Что касается таких деталей, как успех, то здесь Джону Йейтсу не слишком везло. Может быть, он занялся живописью слишком поздно — после того, как окончил юридический факультет в Дублине. Усиленным трудом он возместил многое, но, видимо, какого-то «чуть-чуть» не хватило. По крайней мере, на его собственный взгляд. Отсюда — бесконечные переделки, дошедшие до почти патологической неспособности поставить последний мазок на полотне. При том, что его ранние работы хвалили Россетти и другие авторитетные ценители. Автопортрет Джона Йейтса в Дублинской национальной галерее, портреты сыновей и дочерей свидетельствуют об оригинальном и тонком таланте; но, должно быть, художник применял к себе иную, более высокую мерку.
Его письма к сыну содержат многое, на чем зиждется поэзия Йейтса: вера в индивидуальность (основанная на чувстве рода и нации!), превосходство интуиции над разумом (доказываемое рационально!), необходимость свободы художника (зависимого лишь от своего вдохновения). Склонность мыслить антиномиями у Йейтса тоже от отца. И общее понимание поэтического призвания, лучше всего выраженное в этих словах Джона Йейтса: «Поэзия — это Голос Одинокого Духа, проза — язык социально-озабоченного ума». И еще: «Поэты должны жить в отшельнической келье своей души».
VI
В конце 1880 года финансовое положение семьи Йейтсов настолько ухудшилось, что они были вынуждены оставить Лондон и переехать жить в Дублин. Они поселились в Гоуте, живописном месте в окрестностях города, почти на острове — точнее говоря, это был гористый полуостров, соединенный с большой землей узким перешейком.
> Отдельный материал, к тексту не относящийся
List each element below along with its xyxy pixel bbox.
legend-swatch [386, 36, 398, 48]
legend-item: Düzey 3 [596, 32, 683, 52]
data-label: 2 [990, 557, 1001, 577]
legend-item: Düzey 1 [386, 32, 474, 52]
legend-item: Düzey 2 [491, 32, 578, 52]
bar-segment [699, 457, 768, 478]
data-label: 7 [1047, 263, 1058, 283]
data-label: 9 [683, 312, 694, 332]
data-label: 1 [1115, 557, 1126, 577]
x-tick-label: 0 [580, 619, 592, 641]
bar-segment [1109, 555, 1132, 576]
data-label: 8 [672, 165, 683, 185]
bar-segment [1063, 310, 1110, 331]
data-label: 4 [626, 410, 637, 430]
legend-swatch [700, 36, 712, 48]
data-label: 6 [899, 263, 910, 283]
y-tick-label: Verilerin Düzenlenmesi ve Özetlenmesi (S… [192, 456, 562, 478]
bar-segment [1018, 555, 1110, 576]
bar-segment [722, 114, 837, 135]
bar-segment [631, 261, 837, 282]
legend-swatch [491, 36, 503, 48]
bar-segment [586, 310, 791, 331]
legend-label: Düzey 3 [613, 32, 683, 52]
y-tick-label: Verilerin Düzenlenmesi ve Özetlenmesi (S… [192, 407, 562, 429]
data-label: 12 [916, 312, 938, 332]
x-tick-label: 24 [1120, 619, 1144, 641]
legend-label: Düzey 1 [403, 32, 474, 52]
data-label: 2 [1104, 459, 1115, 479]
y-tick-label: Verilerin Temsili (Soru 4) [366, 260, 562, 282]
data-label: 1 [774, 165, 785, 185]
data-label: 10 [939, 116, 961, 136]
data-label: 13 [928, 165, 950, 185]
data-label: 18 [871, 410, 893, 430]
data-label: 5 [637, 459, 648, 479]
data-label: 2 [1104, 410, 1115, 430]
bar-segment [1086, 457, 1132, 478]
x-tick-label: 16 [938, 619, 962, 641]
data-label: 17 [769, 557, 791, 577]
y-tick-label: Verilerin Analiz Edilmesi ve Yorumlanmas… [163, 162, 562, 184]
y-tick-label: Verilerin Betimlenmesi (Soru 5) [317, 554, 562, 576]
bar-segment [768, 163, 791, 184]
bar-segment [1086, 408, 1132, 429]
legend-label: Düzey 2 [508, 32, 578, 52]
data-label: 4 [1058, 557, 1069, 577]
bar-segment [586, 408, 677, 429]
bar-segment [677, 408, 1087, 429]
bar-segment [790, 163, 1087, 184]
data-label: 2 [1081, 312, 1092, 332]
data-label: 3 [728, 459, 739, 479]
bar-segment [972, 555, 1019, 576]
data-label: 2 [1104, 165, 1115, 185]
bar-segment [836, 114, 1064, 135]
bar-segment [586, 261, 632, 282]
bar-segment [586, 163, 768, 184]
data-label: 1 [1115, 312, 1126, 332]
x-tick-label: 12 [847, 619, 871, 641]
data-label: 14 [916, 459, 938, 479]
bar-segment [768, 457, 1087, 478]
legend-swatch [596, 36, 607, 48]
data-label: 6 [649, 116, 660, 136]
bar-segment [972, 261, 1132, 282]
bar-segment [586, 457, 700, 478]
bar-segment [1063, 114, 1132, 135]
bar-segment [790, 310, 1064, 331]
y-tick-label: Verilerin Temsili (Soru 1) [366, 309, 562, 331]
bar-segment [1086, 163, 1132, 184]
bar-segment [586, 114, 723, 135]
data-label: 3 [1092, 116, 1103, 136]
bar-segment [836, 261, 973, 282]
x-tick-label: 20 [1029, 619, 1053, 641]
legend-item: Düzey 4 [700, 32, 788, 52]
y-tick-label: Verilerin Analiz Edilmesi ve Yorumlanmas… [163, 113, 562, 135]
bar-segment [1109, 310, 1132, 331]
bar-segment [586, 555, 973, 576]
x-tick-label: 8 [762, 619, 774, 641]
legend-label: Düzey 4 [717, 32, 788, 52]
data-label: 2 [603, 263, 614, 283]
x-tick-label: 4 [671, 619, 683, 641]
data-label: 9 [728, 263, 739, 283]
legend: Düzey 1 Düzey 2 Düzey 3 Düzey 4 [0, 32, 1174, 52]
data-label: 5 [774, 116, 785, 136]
«Из Бедфорд-Парка мы переехали в длинный, крытый соломой дом в Гоуте, графство Дублин», — пишет Йейтс в своих воспоминаниях. Этот дом сейчас покрыт, разумеется не соломой, а современной, в шашечку, крышей, но первое впечатление, которое он производит с дороги, именно такое — длинный. Еще — белый и скучный, как ангар или склад. С другой стороны, обращенной к морю, конечно, другое дело: дом стоял на скале, «так что в штормовую погоду брызги залетали в окно и ночью моя постель промокала, поскольку я открывал окна настежь» (Йейтс).